Il secondo è l’incontro del Movimento Fede e Luce, una comunità in cui le persone con disabilità, le loro famiglie e gli amici condividono la vita e la fede. Sono membro di questo movimento da più di 20 anni e in Albania abbiamo creato la prima comunità del paese 5 anni fa. Siamo una trentina di persone, tra ortodossi, cattolici, evangelici, musulmani sunniti, musulmani Bektashi e atei. Condivido con una suora cattolica il compito di essere il suo assistente spirituale. Tutti mi chiamano “padre” e mi trattano come il loro leader spirituale, indipendentemente dal fatto che io sia cattolico. Mi sento bene con loro, e nessuno ha paura di parlare di Dio dalla loro tradizione o dal loro libro sacro. Abbiamo pregato insieme e ci siamo incontrati nella cattedrale cattolica. Ciò che ci unisce è l’amore e Dio.
Recentemente si è svolta una terza esperienza. È stata l’ordinazione episcopale del vescovo ausiliare di Tirana, a cui hanno partecipato i leader delle altre confessioni di questo Paese, come in altri eventi religiosi: musulmani sunniti, Bektashi, il patriarca ortodosso e il leader dei Riformati . Partecipano all’Eucaristia, con rispetto e davvero con affetto, perché hanno incontri molto frequenti e anche le loro apparizioni pubbliche sono quasi sempre riunite alla stessa mensa.

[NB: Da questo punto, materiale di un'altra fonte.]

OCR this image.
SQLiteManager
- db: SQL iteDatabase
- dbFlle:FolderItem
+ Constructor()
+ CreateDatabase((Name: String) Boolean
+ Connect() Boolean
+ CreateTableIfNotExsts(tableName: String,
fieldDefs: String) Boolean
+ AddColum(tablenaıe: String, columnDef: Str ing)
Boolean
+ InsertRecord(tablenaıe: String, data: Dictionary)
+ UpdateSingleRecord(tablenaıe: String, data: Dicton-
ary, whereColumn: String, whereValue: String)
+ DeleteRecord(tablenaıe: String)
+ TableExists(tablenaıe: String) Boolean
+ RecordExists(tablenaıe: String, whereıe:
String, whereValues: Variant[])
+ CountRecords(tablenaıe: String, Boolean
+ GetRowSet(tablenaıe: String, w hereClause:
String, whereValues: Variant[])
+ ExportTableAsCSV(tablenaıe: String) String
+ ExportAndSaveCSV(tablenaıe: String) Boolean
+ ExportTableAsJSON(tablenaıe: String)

Papa Francesco sottolinea all’inizio dell’Enciclica che “ci colpisce che ottocento anni fa Francesco ci invitò a evitare ogni forma di aggressione o conflitto e anche a vivere una “sottomissione” umile e fraterna, anche di fronte a chi non condivideva la sua fede” (n. 3) . In Albania la società è così plurale dal punto di vista della fede che una famiglia può avere membri che professano più religioni, ma soprattutto sono famiglia. Sono fratelli. I cattolici che serviamo nella nostra missione lavorano tipicamente con i musulmani, così come i bambini e i giovani, non hanno molti (o probabilmente nessuno) compagni cattolici nella loro classe. Ma crescono giocando insieme, imparando insieme, sognando un futuro migliore insieme. Il Santo Padre sottolinea: “Riusciamo a reagire con un nuovo sogno di fraternità e amicizia sociale che non si ferma alle parole” (n. 6). Ed è quello che possiamo testimoniare dalla Missione Interispettoriale dell’Albania. Non ci sono parole qui, come ecumenismo o dialogo interreligioso, né partecipiamo a incontri con altre religioni a livello formale. Per strada, nelle case, c’è vita: una fratellanza e un’amicizia che non è scritta nei documenti ma nel cuore della gente. Vorrei che questa preziosa e particolare dimensione dell’Albania potesse essere trasferita a tanti popoli che hanno perso l’orizzonte comune fatto di sopravvalutare individualità e benefici. Grazie, Papa Francesco, per averci spinto ancora una volta nella fraternità che Cristo ha realizzato a prezzo del suo sangue.
Padre Laureano Del Otero Sevillano C.Ss.R.